Here are a few examples of their teamwork (please feel free to add more examples):

► SEIU fights hard to get Malloy elected, and it was so close, the union support could have been the deciding factor.

► SEIU and AFSCME team up with Malloy in absolute secrecy to draft the terms of our new wage and benefits agreements, and SEIU and AFSCME hand Malloy an unprecedented concession package that produces huge, long-term structural reductions in our pensions. Never before had the pension promises made to existing Connecticut employees been broken, but SEIU actually preferred that over short-term concessions like furloughs.

► SEIU and AFSCME teamed up with Malloy and the legislature to ram those concessions down our throats, even resorting to voluntarily weakening collective bargaining in Connecticut by lowering the ratification bar to a simple majority.

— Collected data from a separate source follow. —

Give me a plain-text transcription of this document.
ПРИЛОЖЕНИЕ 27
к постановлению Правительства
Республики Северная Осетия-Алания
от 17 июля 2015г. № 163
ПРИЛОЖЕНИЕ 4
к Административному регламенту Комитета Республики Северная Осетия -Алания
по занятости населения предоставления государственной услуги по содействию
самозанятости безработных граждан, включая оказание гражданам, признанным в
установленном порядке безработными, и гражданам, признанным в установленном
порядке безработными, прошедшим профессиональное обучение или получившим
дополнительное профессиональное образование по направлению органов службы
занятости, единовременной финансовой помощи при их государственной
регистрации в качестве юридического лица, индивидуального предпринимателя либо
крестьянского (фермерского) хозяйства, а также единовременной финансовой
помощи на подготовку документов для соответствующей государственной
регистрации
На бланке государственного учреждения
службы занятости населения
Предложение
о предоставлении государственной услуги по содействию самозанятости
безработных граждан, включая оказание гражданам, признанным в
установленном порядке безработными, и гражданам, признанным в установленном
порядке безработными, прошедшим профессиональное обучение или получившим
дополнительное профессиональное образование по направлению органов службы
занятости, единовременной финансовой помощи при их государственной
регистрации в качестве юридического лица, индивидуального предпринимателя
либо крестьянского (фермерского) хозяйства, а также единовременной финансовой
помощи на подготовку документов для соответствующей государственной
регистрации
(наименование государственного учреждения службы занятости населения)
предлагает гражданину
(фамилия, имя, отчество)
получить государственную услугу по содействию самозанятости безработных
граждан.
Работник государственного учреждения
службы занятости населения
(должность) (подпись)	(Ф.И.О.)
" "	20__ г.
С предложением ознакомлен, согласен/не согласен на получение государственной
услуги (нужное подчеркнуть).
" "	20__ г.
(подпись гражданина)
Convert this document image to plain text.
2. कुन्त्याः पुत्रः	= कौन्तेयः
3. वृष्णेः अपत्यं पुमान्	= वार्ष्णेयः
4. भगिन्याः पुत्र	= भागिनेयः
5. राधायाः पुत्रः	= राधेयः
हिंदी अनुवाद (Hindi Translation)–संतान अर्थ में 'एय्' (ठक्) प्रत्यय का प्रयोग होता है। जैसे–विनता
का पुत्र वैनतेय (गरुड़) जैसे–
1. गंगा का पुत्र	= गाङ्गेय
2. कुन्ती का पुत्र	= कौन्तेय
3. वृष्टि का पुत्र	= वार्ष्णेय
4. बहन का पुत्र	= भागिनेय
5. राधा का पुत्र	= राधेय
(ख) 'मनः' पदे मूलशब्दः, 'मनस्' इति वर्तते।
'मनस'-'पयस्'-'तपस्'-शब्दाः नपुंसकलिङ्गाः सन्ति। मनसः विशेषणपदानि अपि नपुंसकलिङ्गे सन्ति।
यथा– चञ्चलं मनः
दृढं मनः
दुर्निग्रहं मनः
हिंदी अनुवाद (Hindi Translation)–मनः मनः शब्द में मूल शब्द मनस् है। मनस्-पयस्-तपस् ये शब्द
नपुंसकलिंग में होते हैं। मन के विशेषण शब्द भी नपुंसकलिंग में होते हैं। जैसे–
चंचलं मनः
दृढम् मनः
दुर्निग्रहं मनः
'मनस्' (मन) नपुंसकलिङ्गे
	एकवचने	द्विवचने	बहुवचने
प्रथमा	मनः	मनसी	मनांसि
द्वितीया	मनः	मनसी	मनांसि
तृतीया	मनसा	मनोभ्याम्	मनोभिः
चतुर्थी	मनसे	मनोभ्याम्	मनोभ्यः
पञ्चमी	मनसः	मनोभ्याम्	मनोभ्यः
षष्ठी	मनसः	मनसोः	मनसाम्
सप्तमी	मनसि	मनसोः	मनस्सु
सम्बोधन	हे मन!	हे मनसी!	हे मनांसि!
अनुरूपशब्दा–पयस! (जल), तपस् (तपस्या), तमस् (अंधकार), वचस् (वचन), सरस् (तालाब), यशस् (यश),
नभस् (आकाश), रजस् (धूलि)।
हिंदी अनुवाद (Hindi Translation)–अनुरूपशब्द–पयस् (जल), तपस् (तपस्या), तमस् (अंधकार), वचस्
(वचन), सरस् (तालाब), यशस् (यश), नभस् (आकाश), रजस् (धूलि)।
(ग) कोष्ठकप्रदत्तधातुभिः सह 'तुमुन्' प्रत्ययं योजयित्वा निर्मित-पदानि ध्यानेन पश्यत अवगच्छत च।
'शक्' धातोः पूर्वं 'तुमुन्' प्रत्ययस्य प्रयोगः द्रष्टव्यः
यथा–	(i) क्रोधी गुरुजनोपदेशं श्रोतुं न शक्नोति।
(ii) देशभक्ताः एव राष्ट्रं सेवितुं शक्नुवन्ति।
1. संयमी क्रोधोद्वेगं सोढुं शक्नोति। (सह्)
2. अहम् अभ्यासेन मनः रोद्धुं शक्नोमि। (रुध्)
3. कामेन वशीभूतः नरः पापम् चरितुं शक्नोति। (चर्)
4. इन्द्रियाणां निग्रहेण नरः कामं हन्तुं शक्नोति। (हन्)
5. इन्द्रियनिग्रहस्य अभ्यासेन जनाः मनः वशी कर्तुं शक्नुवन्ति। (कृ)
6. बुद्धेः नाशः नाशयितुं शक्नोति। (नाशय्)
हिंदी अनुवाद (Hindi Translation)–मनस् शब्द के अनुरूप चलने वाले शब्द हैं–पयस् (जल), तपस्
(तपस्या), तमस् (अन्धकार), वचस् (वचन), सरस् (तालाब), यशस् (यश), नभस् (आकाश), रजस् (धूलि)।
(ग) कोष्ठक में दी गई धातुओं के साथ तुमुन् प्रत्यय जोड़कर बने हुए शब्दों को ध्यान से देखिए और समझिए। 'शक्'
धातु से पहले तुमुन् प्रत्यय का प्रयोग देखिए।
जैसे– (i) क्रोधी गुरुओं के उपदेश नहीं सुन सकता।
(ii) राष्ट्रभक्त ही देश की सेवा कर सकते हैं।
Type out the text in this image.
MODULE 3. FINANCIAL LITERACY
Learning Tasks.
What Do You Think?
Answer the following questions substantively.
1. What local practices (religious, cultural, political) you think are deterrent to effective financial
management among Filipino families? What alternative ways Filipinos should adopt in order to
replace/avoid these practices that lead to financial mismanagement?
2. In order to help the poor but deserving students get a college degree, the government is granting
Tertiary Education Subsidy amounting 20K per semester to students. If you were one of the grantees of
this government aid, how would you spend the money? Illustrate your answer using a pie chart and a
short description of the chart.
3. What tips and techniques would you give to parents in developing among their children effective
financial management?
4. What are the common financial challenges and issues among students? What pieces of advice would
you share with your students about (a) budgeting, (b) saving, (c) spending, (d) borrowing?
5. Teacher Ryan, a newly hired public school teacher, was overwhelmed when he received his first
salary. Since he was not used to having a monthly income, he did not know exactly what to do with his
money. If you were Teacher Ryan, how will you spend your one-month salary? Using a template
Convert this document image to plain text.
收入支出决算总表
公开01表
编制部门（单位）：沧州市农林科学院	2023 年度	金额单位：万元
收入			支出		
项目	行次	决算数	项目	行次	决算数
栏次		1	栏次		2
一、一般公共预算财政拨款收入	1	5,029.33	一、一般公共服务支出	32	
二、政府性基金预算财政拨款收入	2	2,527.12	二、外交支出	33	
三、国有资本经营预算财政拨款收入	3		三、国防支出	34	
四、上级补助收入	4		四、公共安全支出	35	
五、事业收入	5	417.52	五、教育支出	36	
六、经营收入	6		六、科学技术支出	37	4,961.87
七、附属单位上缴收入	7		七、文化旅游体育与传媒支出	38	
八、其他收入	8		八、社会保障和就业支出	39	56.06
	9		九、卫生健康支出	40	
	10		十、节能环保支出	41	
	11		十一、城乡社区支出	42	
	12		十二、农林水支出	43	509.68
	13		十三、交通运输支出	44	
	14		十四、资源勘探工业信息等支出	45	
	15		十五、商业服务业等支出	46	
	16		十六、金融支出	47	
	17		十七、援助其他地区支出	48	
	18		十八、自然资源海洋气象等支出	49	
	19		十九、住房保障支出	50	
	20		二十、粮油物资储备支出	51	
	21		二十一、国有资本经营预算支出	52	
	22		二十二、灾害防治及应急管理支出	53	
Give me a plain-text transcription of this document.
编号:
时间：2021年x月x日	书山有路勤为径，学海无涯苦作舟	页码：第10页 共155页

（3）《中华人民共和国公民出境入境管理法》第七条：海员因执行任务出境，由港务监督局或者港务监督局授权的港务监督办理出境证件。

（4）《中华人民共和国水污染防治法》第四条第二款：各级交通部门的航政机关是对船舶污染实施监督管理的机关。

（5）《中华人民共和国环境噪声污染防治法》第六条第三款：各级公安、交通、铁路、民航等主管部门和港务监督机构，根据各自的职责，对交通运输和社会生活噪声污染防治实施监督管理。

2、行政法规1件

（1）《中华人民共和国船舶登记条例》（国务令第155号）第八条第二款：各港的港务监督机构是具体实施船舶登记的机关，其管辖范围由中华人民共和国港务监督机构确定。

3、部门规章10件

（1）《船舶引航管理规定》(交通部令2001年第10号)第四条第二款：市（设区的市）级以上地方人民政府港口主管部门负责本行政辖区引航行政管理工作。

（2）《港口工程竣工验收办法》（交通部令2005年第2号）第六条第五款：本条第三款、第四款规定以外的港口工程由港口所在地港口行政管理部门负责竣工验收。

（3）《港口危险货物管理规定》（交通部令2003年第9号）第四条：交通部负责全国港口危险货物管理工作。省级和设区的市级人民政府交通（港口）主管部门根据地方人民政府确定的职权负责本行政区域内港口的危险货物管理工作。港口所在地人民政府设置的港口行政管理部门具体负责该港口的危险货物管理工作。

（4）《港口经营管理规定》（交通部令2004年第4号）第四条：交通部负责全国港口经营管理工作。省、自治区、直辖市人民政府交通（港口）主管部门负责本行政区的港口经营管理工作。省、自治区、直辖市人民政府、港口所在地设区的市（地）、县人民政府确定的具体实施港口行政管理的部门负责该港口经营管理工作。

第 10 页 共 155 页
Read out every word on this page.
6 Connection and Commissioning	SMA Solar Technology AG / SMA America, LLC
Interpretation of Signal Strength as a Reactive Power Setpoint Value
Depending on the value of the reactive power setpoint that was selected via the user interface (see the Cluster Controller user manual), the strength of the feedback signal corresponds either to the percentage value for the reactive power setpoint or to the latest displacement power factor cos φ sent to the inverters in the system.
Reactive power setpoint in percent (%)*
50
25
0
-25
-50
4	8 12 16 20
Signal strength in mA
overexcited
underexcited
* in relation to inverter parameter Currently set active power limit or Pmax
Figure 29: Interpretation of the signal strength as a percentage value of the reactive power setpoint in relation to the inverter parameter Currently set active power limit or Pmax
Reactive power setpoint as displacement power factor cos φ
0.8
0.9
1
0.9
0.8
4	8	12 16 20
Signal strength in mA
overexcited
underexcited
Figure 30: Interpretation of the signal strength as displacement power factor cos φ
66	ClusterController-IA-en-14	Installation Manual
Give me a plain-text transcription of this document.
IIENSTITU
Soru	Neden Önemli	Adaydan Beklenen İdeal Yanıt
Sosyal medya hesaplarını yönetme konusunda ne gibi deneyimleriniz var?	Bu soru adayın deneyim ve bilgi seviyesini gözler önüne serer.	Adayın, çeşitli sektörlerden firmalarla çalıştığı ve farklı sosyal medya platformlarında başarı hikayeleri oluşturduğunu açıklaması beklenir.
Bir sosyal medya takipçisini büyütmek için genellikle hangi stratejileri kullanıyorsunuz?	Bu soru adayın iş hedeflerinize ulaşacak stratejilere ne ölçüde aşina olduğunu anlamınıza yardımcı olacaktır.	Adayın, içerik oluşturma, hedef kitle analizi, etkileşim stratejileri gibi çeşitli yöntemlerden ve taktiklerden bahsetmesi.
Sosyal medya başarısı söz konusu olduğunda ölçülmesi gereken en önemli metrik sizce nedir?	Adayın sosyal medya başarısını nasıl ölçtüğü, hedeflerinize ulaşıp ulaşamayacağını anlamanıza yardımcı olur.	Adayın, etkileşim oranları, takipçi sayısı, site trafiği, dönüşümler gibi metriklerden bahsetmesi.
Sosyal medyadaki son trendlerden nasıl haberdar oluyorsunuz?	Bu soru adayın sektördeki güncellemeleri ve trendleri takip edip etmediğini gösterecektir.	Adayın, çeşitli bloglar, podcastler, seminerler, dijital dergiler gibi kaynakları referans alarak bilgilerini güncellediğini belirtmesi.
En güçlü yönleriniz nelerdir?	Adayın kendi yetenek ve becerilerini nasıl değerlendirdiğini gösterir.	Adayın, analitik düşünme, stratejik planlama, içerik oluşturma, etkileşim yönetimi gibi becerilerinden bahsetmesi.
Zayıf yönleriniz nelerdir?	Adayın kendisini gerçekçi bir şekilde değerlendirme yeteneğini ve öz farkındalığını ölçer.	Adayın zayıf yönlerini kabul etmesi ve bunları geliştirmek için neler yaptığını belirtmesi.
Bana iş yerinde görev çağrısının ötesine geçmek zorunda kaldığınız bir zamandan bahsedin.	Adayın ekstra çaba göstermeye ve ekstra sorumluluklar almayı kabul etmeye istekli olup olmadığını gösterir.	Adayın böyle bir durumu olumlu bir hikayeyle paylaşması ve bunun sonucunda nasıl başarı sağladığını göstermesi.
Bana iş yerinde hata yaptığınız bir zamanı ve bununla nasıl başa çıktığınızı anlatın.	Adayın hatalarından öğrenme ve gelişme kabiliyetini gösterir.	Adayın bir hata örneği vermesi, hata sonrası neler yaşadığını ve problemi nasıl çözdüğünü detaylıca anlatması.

► Malloy pays SEIU and AFSCME back by agreeing to a major component of SustiNet—a pooling bill. Both national unions and SEBAC had fought tirelessly for health care reform in Connecticut, and after years of fighting adversarial governors, they are finally able to buy off Malloy’s support for part of it by giving up our pensions.

► When we finally say we’ve had enough, and petition to join other unions, Malloy comes to the aid of SEIU and AFSCME, providing state lawyers (and pressure within the Labor Board?) to assist in the challenge to our right to vote for different representation.

► Malloy comes to the aid of SEIU again by issuing two executive orders that pave the way for SEIU to “organize” home health care workers (just like other governors have done for SEIU), providing SEIU with more members—and more importantly, more dues.

► Most recently, Malloy helps SEIU politically by joining a picket line against Healthbridge, a New Jersey-based nursing home company. (Notice, SEIU is protecting private sector benefits in this case, where SEIU still has hopes to rope in more members, and where Malloy doesn’t have to pay for their benefits. State workers, on the other hand, are just one more bargaining chip to SEIU and political pawns to Malloy.)

So here’s what you lucky people with a choice need to think about: Who do you really want negotiating your next contract with you—one of Malloy’s political partners (who owes Malloy another favor), or an independent agent who owes Malloy nothing and will bargain based solely on your best interests, working confidentially with you, not Malloy?

When Malloy and SEIU team up, the record shows, we state employees get screwed.


posted by: perturbed | July 27, 2012  8:02am


@ gompers: SEIU is a huge national political action committee masquerading as a union.

The only reason they bother with the union charade anymore is because it allows them to extort political contributions from their members by calling them “union dues.”

Here’s a glimpse at the corrupt activities they chose to spend those forced political contributions on: Illinois Scandal Spotlights SEIU’s Use of Political Tactics


posted by: RJEastHartford | July 29, 2012  11:09am

Screwed with highly subsidized/free health insurance in retirement. Since you are currently employed, what was your co-pay for your last medical procedure, prescription? If you are complaining now, how long will these posts become when the politicians take it all? You can align with any group or organization, but the politicians are hearing the call of the private sector. Talk to your neighbor, perhaps your issues pale, and should pale in comparison.